The BFI may make backing second and third films more of a focus going forward too.
“The last [BFI] strategy period had a big focus on debuts, but we’re the midst of reviewing that,” says Bays. “We’re looking at where the struggles for talent are that are new and emerging, and how we might support people further down their career. Nurturing talent is quite bespoke. Sometimes people will be up and running on their second film, and others won’t. Ultimately, it’s about giving talent creative control and the opportunity to retain their rights, which later in career deal terms becomes incredibly important, but is probably less so earlier in your career.”
“Making sure these people get their second and third films made is hugely important,” affirms Yates. “There are a lot of ambitious second films on our [BBC Film] slate. Daniel Kokotajlo’s Starve Acre, following his debut, Apostasy, is a good example of how we’re helping to build careers, not just films.”
Streamers: friend or foe?
Bays is pro the options streamers have opened for indie producers, although she caveats: “So long as there is choice.”
She adds: “We don’t make anyone sign a contract and say, ‘Because we give you funding you’ve got to stay forever more in the independent space.’ There are big financial struggles out there. I can speak from lived experience – lots of people struggle to make a living even when on the surface you look like a success. I really wanted to remain independent [as a producer], so I didn’t take certain jobs. To retain that you forgo certain other things, like financial stability. But for some people that may be very, very important.

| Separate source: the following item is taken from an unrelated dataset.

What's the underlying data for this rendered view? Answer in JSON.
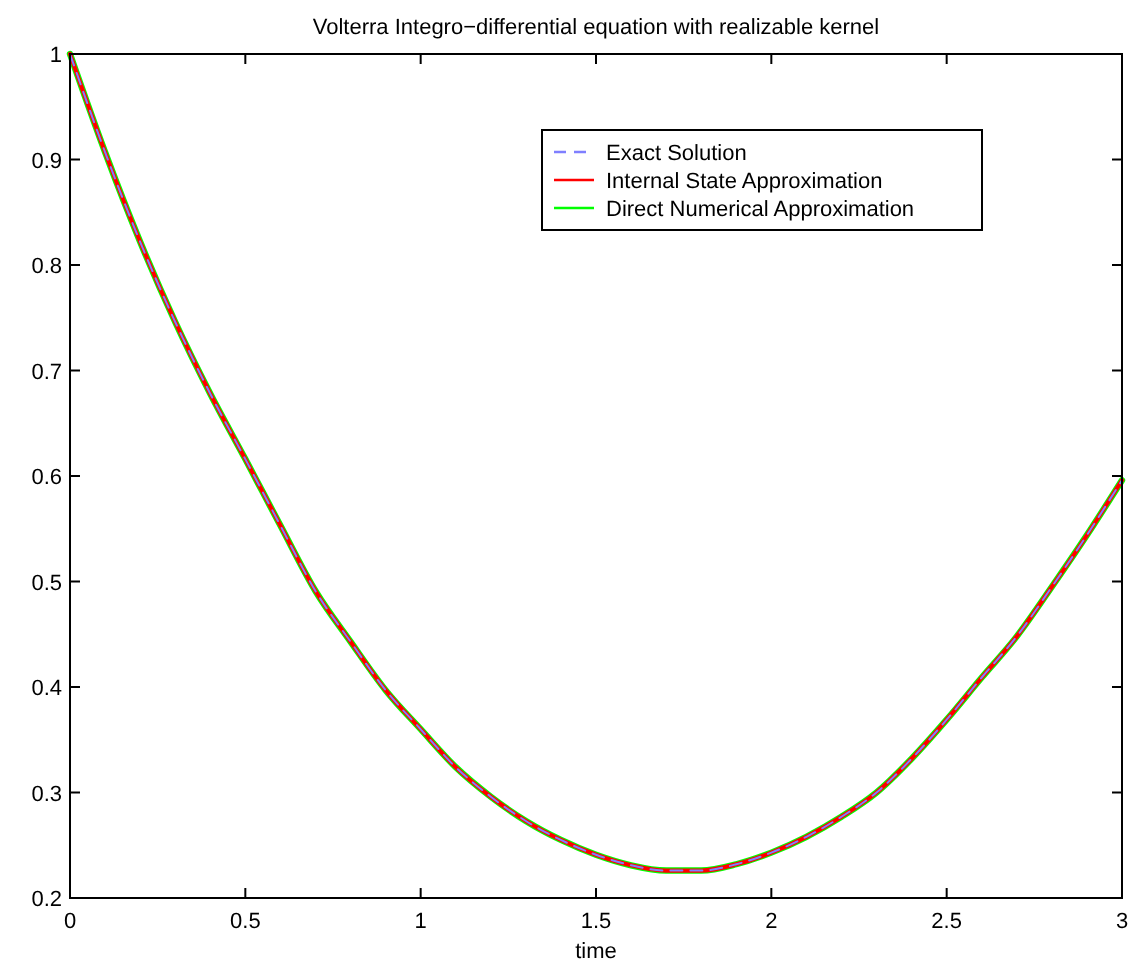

“A lot of our films sell to streamers for specific territories. It’s not a new collaboration, but I’m keen to continue those conversations and find new ways of working and new partnerships. The door is definitely open on that front.”

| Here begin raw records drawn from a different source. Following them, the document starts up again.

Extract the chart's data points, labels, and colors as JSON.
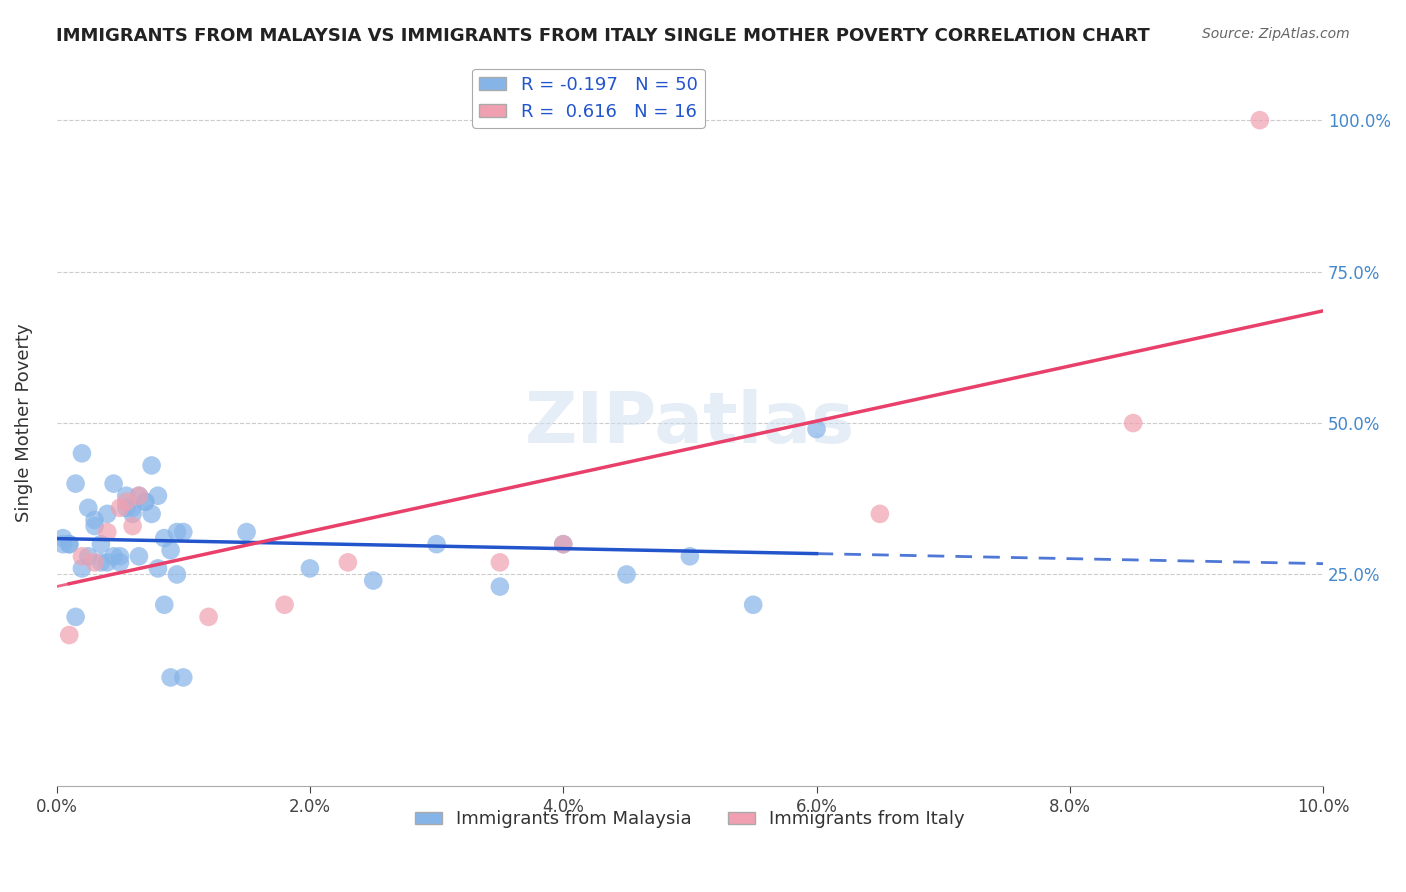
{
  "title": "IMMIGRANTS FROM MALAYSIA VS IMMIGRANTS FROM ITALY SINGLE MOTHER POVERTY CORRELATION CHART",
  "source": "Source: ZipAtlas.com",
  "xlabel_bottom": "",
  "ylabel": "Single Mother Poverty",
  "x_tick_labels": [
    "0.0%",
    "2.0%",
    "4.0%",
    "6.0%",
    "8.0%",
    "10.0%"
  ],
  "x_tick_vals": [
    0.0,
    2.0,
    4.0,
    6.0,
    8.0,
    10.0
  ],
  "y_tick_labels": [
    "25.0%",
    "50.0%",
    "75.0%",
    "100.0%"
  ],
  "y_tick_vals": [
    25.0,
    50.0,
    75.0,
    100.0
  ],
  "xlim": [
    0.0,
    10.0
  ],
  "ylim": [
    -10.0,
    110.0
  ],
  "legend_blue_label": "R = -0.197   N = 50",
  "legend_pink_label": "R =  0.616   N = 16",
  "watermark": "ZIPatlas",
  "malaysia_color": "#85b4e8",
  "italy_color": "#f0a0b0",
  "malaysia_trend_color": "#2255cc",
  "italy_trend_color": "#e8406a",
  "malaysia_x": [
    0.1,
    0.2,
    0.3,
    0.4,
    0.5,
    0.6,
    0.7,
    0.8,
    0.9,
    1.0,
    0.05,
    0.15,
    0.25,
    0.35,
    0.45,
    0.55,
    0.65,
    0.75,
    0.85,
    0.95,
    0.1,
    0.2,
    0.3,
    0.4,
    0.5,
    0.6,
    0.7,
    0.8,
    0.9,
    1.0,
    0.05,
    0.15,
    0.25,
    0.35,
    0.45,
    0.55,
    0.65,
    0.75,
    0.85,
    0.95,
    1.5,
    2.0,
    2.5,
    3.0,
    3.5,
    4.0,
    4.5,
    5.0,
    5.5,
    6.0
  ],
  "malaysia_y": [
    30.0,
    45.0,
    33.0,
    27.0,
    28.0,
    35.0,
    37.0,
    38.0,
    29.0,
    32.0,
    31.0,
    40.0,
    36.0,
    27.0,
    28.0,
    38.0,
    38.0,
    35.0,
    31.0,
    32.0,
    30.0,
    26.0,
    34.0,
    35.0,
    27.0,
    36.0,
    37.0,
    26.0,
    8.0,
    8.0,
    30.0,
    18.0,
    28.0,
    30.0,
    40.0,
    36.0,
    28.0,
    43.0,
    20.0,
    25.0,
    32.0,
    26.0,
    24.0,
    30.0,
    23.0,
    30.0,
    25.0,
    28.0,
    20.0,
    49.0
  ],
  "italy_x": [
    0.1,
    0.2,
    0.3,
    0.4,
    0.5,
    0.55,
    0.6,
    0.65,
    1.2,
    1.8,
    2.3,
    3.5,
    4.0,
    6.5,
    8.5,
    9.5
  ],
  "italy_y": [
    15.0,
    28.0,
    27.0,
    32.0,
    36.0,
    37.0,
    33.0,
    38.0,
    18.0,
    20.0,
    27.0,
    27.0,
    30.0,
    35.0,
    50.0,
    100.0
  ],
  "malaysia_r": -0.197,
  "italy_r": 0.616,
  "malaysia_n": 50,
  "italy_n": 16
}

Film4 has partnered with Netflix on features including Babak Anvari’sI Came By and Thea Sharrock’s The Beautiful Game, but draws the line at being outshone when it comes to talent development. “We’ve made four or five films with Netflix in the last few years and the streamers are doing great things,” says Madden. “Our responsibility to our filmmakers is to find ways to work with anyone and everyone who might enable films to happen.”

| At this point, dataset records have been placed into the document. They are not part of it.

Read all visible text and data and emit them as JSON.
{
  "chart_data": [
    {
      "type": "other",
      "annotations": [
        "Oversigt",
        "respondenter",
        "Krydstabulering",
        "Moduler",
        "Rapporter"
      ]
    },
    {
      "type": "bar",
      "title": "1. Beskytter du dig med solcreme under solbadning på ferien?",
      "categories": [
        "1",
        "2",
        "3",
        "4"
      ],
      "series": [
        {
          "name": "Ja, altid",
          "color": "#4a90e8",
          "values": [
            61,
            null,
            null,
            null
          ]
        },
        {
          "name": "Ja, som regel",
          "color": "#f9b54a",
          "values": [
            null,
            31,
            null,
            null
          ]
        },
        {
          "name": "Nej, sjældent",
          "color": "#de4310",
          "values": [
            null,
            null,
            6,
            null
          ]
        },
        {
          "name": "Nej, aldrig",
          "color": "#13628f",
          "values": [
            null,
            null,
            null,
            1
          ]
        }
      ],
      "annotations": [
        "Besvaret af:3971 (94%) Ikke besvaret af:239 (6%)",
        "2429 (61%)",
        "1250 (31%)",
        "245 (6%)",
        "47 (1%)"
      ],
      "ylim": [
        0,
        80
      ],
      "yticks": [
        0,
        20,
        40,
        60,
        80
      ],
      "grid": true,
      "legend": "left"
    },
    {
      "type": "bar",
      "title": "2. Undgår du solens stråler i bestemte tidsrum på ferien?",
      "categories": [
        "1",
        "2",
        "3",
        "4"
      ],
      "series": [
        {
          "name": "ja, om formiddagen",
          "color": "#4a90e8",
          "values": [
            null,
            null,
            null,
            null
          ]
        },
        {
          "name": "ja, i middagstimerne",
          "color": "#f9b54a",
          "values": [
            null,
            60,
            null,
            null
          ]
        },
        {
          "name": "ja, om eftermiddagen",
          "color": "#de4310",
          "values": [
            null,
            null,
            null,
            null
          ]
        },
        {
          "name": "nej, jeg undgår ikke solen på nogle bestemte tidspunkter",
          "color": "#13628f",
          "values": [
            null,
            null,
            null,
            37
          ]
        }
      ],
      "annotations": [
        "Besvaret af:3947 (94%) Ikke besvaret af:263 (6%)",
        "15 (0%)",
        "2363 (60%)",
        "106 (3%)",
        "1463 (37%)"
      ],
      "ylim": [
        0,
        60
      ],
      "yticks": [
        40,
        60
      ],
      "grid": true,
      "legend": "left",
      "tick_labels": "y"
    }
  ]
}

“That isn’t to say we won’t compete tooth and nail for the talent,” adds Battsek. “We have a track record with finding and supporting new talent, it’s there for all to see. It’s good to have another player doing that, but we’ve been doing it for a long time, and we intend to continue to do it.”
Similarly, BBC Film remains protective of its network. “We don’t ever want to be in a position where we feel that we’re doing the development work for the commercial entities to just pick up those relationships,” affirms Yates. “We want to make sure we’re a sustainable place.”